Picadon Explained

Pikadon
Native Name:ピカドン
Director:Renzo Kinoshita
Producer:Renzo Kinoshita
Daizaburo Hayashi
Toshihiro Komori
Screenplay:Sayoko Kinoshita
Music:Reijiro Koroku
Production Nova
Cinematography:Satoru Isobe
Studio:Studio Lotus
Runtime:8 minutes
Country:Japan

Pikadon (Japanese: ピカドン Hepburn: Pikadon, "atomic bomb"[1]) is a 1978 Japanese short animated documentary war film anime,[2] produced and directed[3] by Renzo Kinoshita.[4]

Plot

The movie starts with depiction a normal morning in Hiroshima.

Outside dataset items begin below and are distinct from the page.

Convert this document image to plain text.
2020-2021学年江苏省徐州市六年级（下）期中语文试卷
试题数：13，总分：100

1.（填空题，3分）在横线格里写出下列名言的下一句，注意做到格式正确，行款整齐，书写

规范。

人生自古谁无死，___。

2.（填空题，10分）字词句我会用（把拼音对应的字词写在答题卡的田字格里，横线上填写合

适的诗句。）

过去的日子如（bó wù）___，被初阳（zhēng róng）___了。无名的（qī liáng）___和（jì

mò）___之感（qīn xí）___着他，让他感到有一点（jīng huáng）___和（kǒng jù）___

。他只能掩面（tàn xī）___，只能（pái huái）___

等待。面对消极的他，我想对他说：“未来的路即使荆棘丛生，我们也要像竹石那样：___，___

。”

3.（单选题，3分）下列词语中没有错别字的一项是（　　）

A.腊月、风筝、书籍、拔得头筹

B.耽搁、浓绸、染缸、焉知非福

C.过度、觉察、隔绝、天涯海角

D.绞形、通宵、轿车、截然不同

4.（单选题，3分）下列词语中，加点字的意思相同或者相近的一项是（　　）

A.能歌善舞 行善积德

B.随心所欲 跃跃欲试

Although there is no protagonist, most focus is centered around a child playing with a paper plane. At the same time he throws his paper plane from his balcony and it falls, the atom bomb detonates, unleashing an unprecedented amount of destruction over people.

People burn to death, survivors’ skin melts. This scene ends with the view a small burned figure near the dome, presumably the child.

Last sequence of the work shows the child throwing his plane again, the paper plane flying instead and passing over modern-day Hiroshima as a shadow.

Legacy

This work is reported to be shown at Japanese schools as a reminder of the nuclear bombings. It is considered an obscure short film.

Notes and References

  1. https://jisho.org/search/%E3%83%94%E3%82%AB%E3%83%89%E3%83%B3 jisho.org Japanese-English dictionary ピカドン
  2. Web site: Pica don - Court-métrage (1979) - SensCritique. www.senscritique.com. fr. 2018-03-10.
  3. Web site: Pica-don (ピカドン, 1978). nishikataeiga.blogspot.cl. en-GB. 2018-03-10.
  4. Web site: Pikadon (1979) - A short animated film showing the nuking of Hiroshima in terrifying detail. Still shown in Japanese schools today as a rememberance(sic) of the bombs being dropped. • r/ObscureMedia. reddit. 26 October 2017 . en. 2018-03-10.